Managing your company's accounts receivables can be frustrating when certain customers will not pay their bills. After a while, the letters you send and the phone calls you make will get old, especially when there is no response from the customer. This is the point in which you may want to consider hiring a general practice attorney that specializes in collections. Hiring an attorney for help is not your only option, but it is often the best solution for this problem. Here are three reasons to use an attorney over the alternative options.
Attorneys are credible
When your customers receive letters from your company demanding money, they may not take the issue as seriously as they would if they received a letter from an attorney. Attorneys are extremely professional and can come across as intimidating, and these are great reasons to have an attorney helping you collect the debts owed to your company.
When attorneys send demand letters, the customers might decide to pay their bills. One of the main reasons is to avoid legal consequences for failing to pay what they owe.

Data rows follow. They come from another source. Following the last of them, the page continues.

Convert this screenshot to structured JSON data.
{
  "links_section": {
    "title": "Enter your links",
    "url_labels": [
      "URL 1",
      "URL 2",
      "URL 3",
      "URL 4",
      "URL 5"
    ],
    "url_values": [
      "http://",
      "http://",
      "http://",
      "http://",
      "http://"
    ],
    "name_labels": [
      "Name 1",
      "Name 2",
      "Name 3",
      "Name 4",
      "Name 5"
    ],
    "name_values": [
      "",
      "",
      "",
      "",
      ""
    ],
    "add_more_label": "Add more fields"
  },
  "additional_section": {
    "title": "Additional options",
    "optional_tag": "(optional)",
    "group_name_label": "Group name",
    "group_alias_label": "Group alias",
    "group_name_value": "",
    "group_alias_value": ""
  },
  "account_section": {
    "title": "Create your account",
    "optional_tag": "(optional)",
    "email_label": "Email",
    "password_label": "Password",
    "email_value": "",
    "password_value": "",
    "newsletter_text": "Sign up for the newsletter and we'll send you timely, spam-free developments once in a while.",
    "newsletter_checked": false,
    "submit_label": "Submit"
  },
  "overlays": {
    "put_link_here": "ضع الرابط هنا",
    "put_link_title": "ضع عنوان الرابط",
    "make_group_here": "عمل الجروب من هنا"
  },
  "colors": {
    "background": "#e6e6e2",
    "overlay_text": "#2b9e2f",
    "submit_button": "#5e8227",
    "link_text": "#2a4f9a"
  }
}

Demands can easily turn into lawsuits
The second benefit you have from hiring an attorney to help you collect debts is knowing they can easily turn a demand for payment into a lawsuit. When attorneys send demand letters, they will include dates in which the bills must be paid. If the bills are not paid by these dates, the letter will clearly state that a lawsuit will follow.
Because lawyers specialize in lawsuits and disputes, they are able to quickly file a lawsuit to a customer that does not respond by either paying the entire debt or coming up with a payment plan.
This too can benefit your company because once the dispute ends up in court, the person will be forced to pay the debt owed.
An attorney might actually be cheaper
All collection agencies and attorneys have different rate plans and schedules for collections, but there are many times when attorney fees might actually be cheaper than the fees charged by collection agencies. This occurs for two primary reasons:
- The way they charge – Many attorneys charge on contingency, meaning you will only pay a fee if the attorney collects money. Collection agencies, on the other hand, often charge ongoing fees just to handle the accounts you turn over. This means you may have to pay fees even if the agency doesn't collect any money.
- The actual percentage – The average rate attorneys charge to collect debts is 25% to 33% of the debt totals. A collection agency may base the rate on the age of the account, and it could be around 50% of the debt totals.